Better Know a Cub: Travis Wood

Travis Wood is traveling in the wrong direction.

Wood made his debut in the majors in 2010, throwing 102.2 innings of 3.51 ERA ball. He wasn’t lucky, either: his FIP was 3.42. As an age-23 season, it was quite impressive: he even threw a 3.31 K/BB ratio in there for good measure.

He hasn’t repeated his good fortune since. In 2011, his ERA ballooned to 4.84, and his FIP rose to 4.06 as well. His BABIP went a lot higher (.324 from .259), and he lost a K per 9 while gaining a BB per 9. Things were not going in the right direction, and the Reds jettisoned him in the 2011 offseason for premier set-up man Sean Marshall.

As a Cub, his season was arguably worse in 2012. Travis got his ERA down to 4.27, but his FIP climbed all the way to 4.84. His BABIP was crazily, crazily low (.244), so he was generally hit-lucky, but HR-unlucky (his rate essentially doubled to 12.7% HR/FB and 1.44 HR/9).

What Travis Wood will we see in 2013? Will it be the very good 2010 model, or the much worse 2012 version?

Pitch Selection

Wood throws 3 pitches with any regularity, though he’s been mixing in an 80mph slider more this year.

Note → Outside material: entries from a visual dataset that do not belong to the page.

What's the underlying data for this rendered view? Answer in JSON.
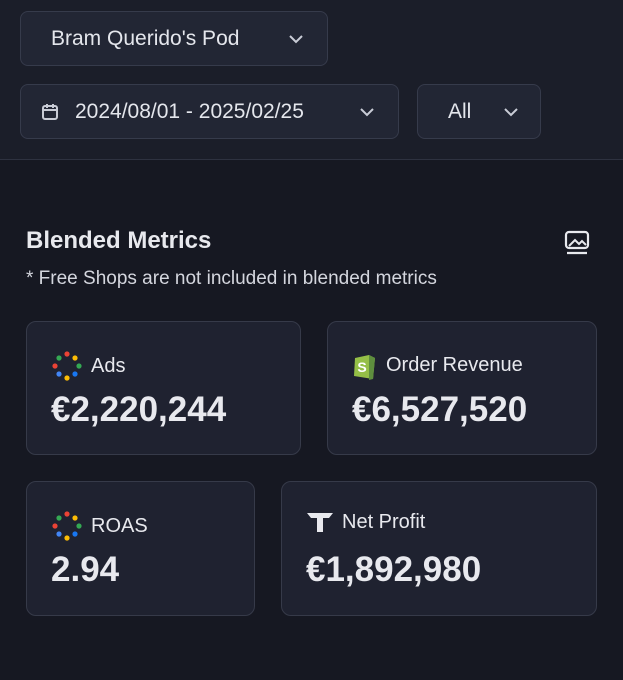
{
  "filters": {
    "pod": "Bram Querido's Pod",
    "date_range": "2024/08/01 - 2025/02/25",
    "scope": "All"
  },
  "section": {
    "title": "Blended Metrics",
    "note": "* Free Shops are not included in blended metrics"
  },
  "metrics": [
    {
      "label": "Ads",
      "value": "€2,220,244"
    },
    {
      "label": "Order Revenue",
      "value": "€6,527,520"
    },
    {
      "label": "ROAS",
      "value": "2.94"
    },
    {
      "label": "Net Profit",
      "value": "€1,892,980"
    }
  ]
}
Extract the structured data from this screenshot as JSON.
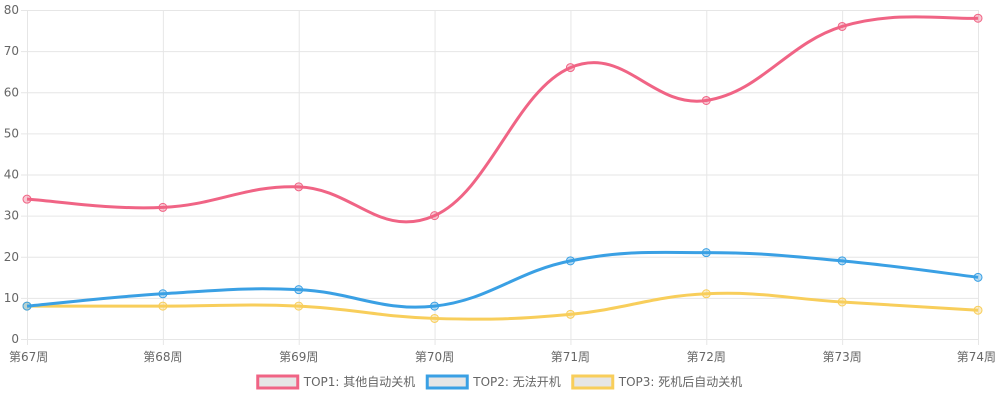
{
  "chart_data": {
    "type": "line",
    "categories": [
      "第67周",
      "第68周",
      "第69周",
      "第70周",
      "第71周",
      "第72周",
      "第73周",
      "第74周"
    ],
    "series": [
      {
        "name": "TOP1: 其他自动关机",
        "values": [
          34,
          32,
          37,
          30,
          66,
          58,
          76,
          78
        ],
        "color": "#f06485"
      },
      {
        "name": "TOP2: 无法开机",
        "values": [
          8,
          11,
          12,
          8,
          19,
          21,
          19,
          15
        ],
        "color": "#3aa0e4"
      },
      {
        "name": "TOP3: 死机后自动关机",
        "values": [
          8,
          8,
          8,
          5,
          6,
          11,
          9,
          7
        ],
        "color": "#f8ce5b"
      }
    ],
    "ylim": [
      0,
      80
    ],
    "yticks": [
      0,
      10,
      20,
      30,
      40,
      50,
      60,
      70,
      80
    ],
    "grid": true,
    "legend": "bottom",
    "curve": "smooth",
    "legend_fill": "#e6e6e6",
    "grid_color": "#e6e6e6",
    "label_color": "#666666"
  }
}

His first offering is an 89 mph fastball. It’s not a very good pitch (below average, by linear weights), but it’s not an absolute killer. He throws it around 50% of the time. His cutter is around 87 mph and he threw it 30% of the time in 2012. PITCHf/x rates it as above average. His changeup makes up another 10% of his pitches, and it’s 80 mph. His changeup was rocked last year, probably because it ended up being a home run nearly every time he threw it. Lastly, Wood mixed in an 80 mph slider 10% of the time last year, and it was surprisingly effective. It was far and away his best pitch according to PITCHf/x last year.

This jives somewhat with the early scouting reports I’ve seen on Wood. Many of them praise his great changeup, but it doesn’t get hitters out at the major league level (and it hasn’t all 3 years). He started developing his cutter around 2009, which has turned into his best pitch, and a weapon he’ll have to use effectively if he wants to stick in the bigs.

Stuff

Travis is never going to overpower major league hitters. He’s essentially average in inducing swings, with the minor exception of not fooling people outside. The problem, though, is that hitters make contact with Wood at an alarming rate outside of the zone. That’s the primary driver for his decreased strikeout rate and very indicate of a lack of dominance. Players that swing at Travis Wood’s pitches make contact at the 12th highest rate in baseball, among contemporaries like Kevin Millwood, Lucas Harrell, and Bronson Arroyo. He’s 6th in the league in O-contact% (the percentage of times a ball is out of the zone, the batter swings, and makes contact anyway). This is the surest recipe for not striking guys out (in fact, Wood’s 6.87 is the highest of the top 10 in this category).

Summary

Travis Wood is never going to strikeout a batter per 9 innings. He’ll likely struggle to strikeout 8 per 9 innings. For this reason, he’ll never amount to more than a #4 or #5 starter (unless he has a preternatural ability to locate his pitches that we haven’t seen yet). I think the ceiling for Wood is very low, but the floor is pretty high. He’s consistenly shown the ability to get some outs in the major league level, and there is value for an innings-eater at the back of less-than-impressive rotations (not a lot of value, but some).

Wood also has shown the ability to retire lefties at a pretty healthy rate (.215/.287/.342), so on a good team, he might be a swingman/LOOGY. As it happens right now, he’s our #5 starter. Time will tell if he can stay that way.